Even the Trump Administration – led by a President who has questioned the scientific validity of climate change and has pulled the U.S. out of the Paris Agreement – released a scientific report, the fourth national climate report last fall showing how climate change is real, is happening now, and is caused by man-made greenhouse gas emissions.
All of this action shows that climate change is real, and we must address it. That’s why its so concerning that news came that the House of Representatives would vote on a resolution saying “that a carbon tax would be detrimental to the United States economy.” Alas, no one expects that this Congress will take meaningful action to place any sort of restrictions on greenhouse gas emissions. This resolution – while nonbinding – would politically constrain the Members of future Congresses. Of course
Beyond the political decision of whether to bind future Congresses, the very premise of the resolution is wrong. A carbon tax, in which the government collects revenue from polluting industries, does not necessarily harm the economy. It could, in fact, spark new industries and drive a cleaner economy. When paired with “carbon dividends” that are returned to the people, it would only harm the most polluting, while leaving the poor and less polluting better off. It could be paired with increases in scientific research that would create the industries of tomorrow.

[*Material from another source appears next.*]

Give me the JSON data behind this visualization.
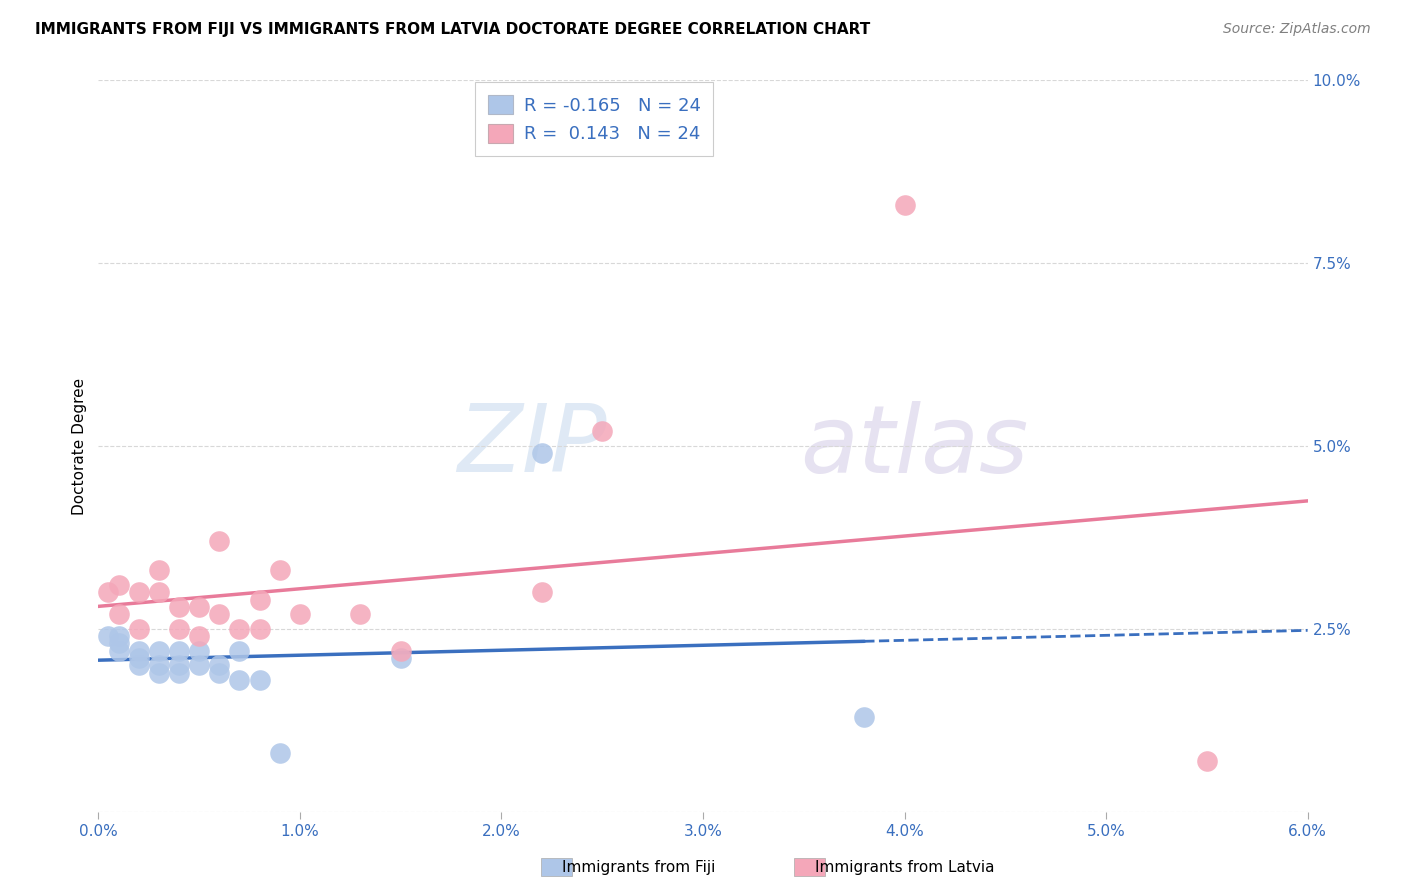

In the future, Congress may determine that a carbon tax is not the best approach to deal with this threat. They may determine that the way forward is to double and triple down on clean energy innovation. They may determine that punishing polluters is the way to reduce emissions. They may promote a crash program to build the next generation of nuclear power plants as fast as possible. All these and more are possible solutions to the threat of climate change. The point is that this Congress should not prejudice future Congress’ actions in a meaningless, non binding resolution.
The warning lights are blinking red. Our Admirals, Generals, scientists, and intelligence professionals are warning us that the age of consequences is upon us. If this Congress refuses to heed the call to action, they should at least not build barriers to future action. Members of the House must oppose the Scalise Amendment, especially those who voted against last summer’s Perry Amendment – which kept language supporting military action on climate change in the bill. To acknowledge the problem, and ask for our military to do something about it, while opposing Congressional action, is irresponsible. It is time for a debate about solutions, not a debate about denial.